ENERGY

Hong Kong must break firms’ tight grip on electricity market to help consumers, says study

Expert report calls on government to overhaul its regulation of power suppliers, branding it unfair to consumers and lacking transparency

PUBLISHED : Thursday, 04 December, 2014, 10:51am
UPDATED : Friday, 15 June, 2018, 12:33pm

The Hong Kong government should break up the dominance of electricity suppliers CLP Power and Hongkong Electric and revamp its regulatory framework, which is "unfair" to consumers, a study has concluded.

The Consumer Council report also calls for the development of renewable energy, the importation of electricity and more nuclear power from Guangdong, and greater use of natural gas to meet the government's goal of supplying reliable, safe, sustainable and affordable energy.

Compiled over 18 months by three overseas experts, the study effectively sets the agenda for a public consultation next year on the post-2018 regulatory road map and the mix of fuels in the city's electricity market.

DON'T MISS: Infographic - Hong Kong's power grid 

"The goals are conflicting," said Consumer Council chief executive Gilly Wong Fung-han. "But the reform can be done step by step."

The 170-page report comes as CLP and Hongkong Electric prepare to reveal next year's planned tariffs.

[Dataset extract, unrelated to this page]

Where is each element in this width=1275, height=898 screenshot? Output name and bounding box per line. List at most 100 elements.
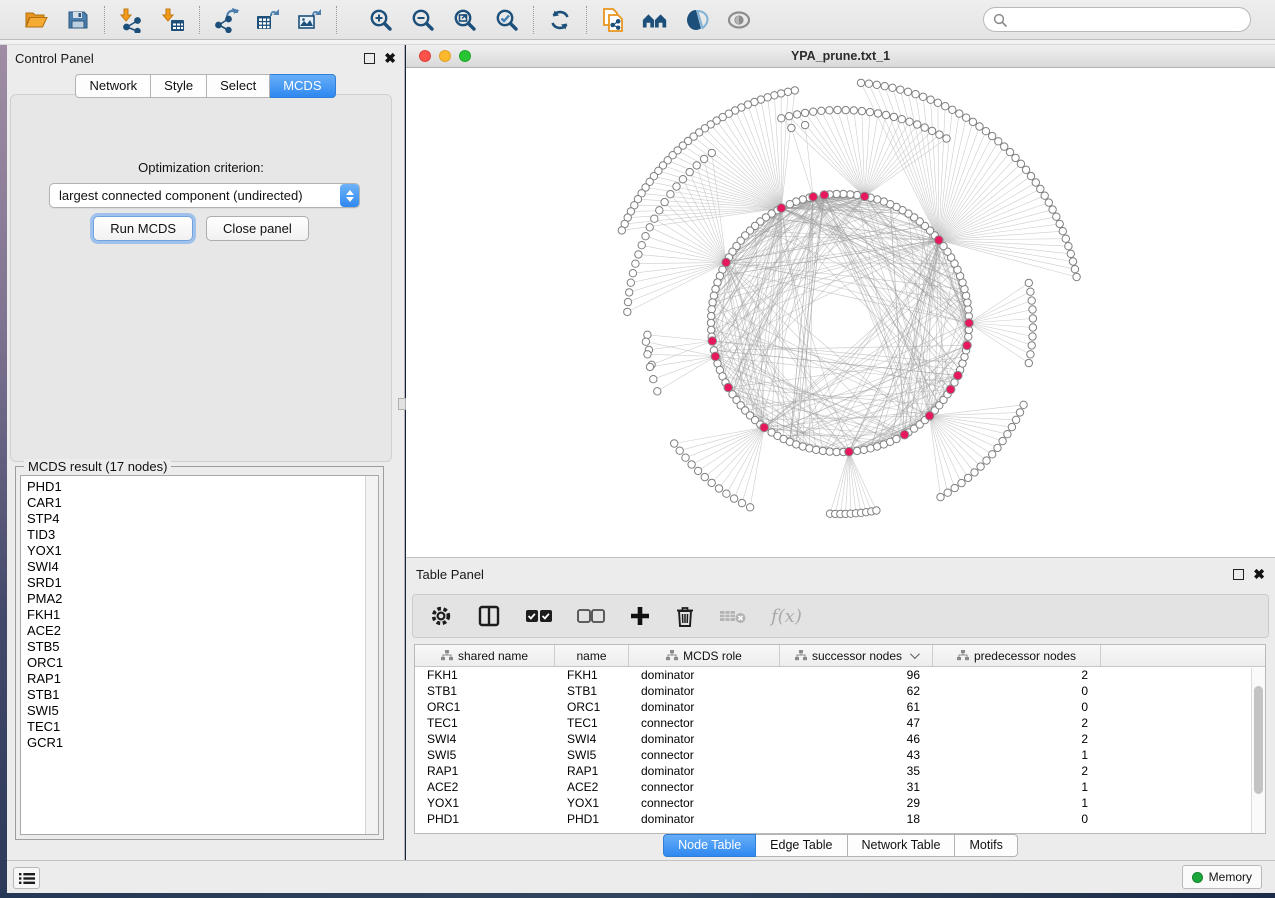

CLP is reported to be considering a rise of 5 to 6 per cent, while Hongkong Electric may retain current charges.

For over a century, CLP has served households in Kowloon, the New Territories and Lantau, while Hongkong Electric provides power on Hong Kong Island and Lamma.

The council said the scheme of control agreements which allows CLP and Hongkong Electric to tie their earnings with investments in power assets and requires them to meet certain emission reduction obligations, was unfair to consumers.

It criticised the existing regulatory mechanism for allowing power firms to pass business risks on to consumers and lacking transparency.

The scheme of control agreements permits CLP and Hongkong Electric to earn a 9.99 per cent return annually on their average net fixed assets in use in the 10 years to 2018 - cut from 13.5-15 per cent before 2008. The scheme has triggered controversy in recent years, with the government under public pressure for a review to avoid a monopoly.

The Environment Bureau said next year's public consultation would consider public expectations on having the power companies make returns that are commensurate with business risks in the power market.

CLP said it was "open-minded" on any future talks on market reform, but warned that "any effective discussions should be based on clear objectives, and future development should be based on a thorough understanding of the subject matter and relevant issues".

Hongkong Electric declined to comment until it had read the council's study.

Citigroup analyst Pierre Lau said the renewal of the scheme of control agreements with "high returns" could be politically sensitive and he did not expect any renewal to happen before the chief executive election in 2017.

The Consumer Council said the Hong Kong government should create competition in power generation by encouraging investors to invest in small-scale, gas-fired electricity generators in a commercial or a residential district to feed local needs.

Any excess supply could be sold to CLP or Hongkong Electric.

However, this would be viable only if the pair were willing to allow third parties access to their power grids.

World Green Organisation chief executive William Yu Yuen-ping said small-scale, gas-fired generation facilities were worth considering.

"The worldwide trend is the decentralisation of distribution," he said, adding that it would be more ideal for large buildings or complexes to have their own waste-to-energy facilities.


Call to empower public over electricity supply

The public should get a greater say in where the city draws its power from and how the electricity is generated, the consumer watchdog says.

Energy-efficiency measures should also be targeted at those in the lower strata of society to alleviate the effects of rising power bills, advisers to the Consumer Council said.

The council saw the need for a regulator over the power sector, one that would be an independent institution open to public participation.

Such a regulating body could promote greater transparency and consumer representation, Thomas Cheng Kin-hon, chairman of the council's competition policy committee, said.

"We believe this regulator needs to have a critical mass in order to match the resources of the two electricity companies," Cheng said.

"The regulatory system must also be improved to allow greater public participation and a more direct reflection of consumer interests."

The council report, released yesterday, sets the stage for debate next year when the government is due to gauge public views on how to reform the post-2018 regulatory regime of the city's electricity market.

A 10-year contractual agreement, known as a scheme of control, lays down rules governing operations, from tariffs to development, of the two power suppliers, CLP Power and HK Electric. The agreement expires in 2018.

The report criticised the scheme as being unfair to consumers as the duopoly was allowed to earn high risk-free profits while passing on business risks to users to an "undue degree".

At issue was how to protect low-income users, such as subdivided-flat dwellers, from "fuel poverty" - the state of being priced out by rising power bills.

Robin Simpson, a contributor to the report, noted an "in-built tension between environmental policy … which envisages people paying a cost recovery price for energy". He raised the question "of how consumers, particularly the broader consumers, can afford to pay [these] higher prices".

An Environment Bureau spokesman said the scheme had been improved over the years to "incrementally improve its operation, promote transparency and ensure consumers' interests are addressed".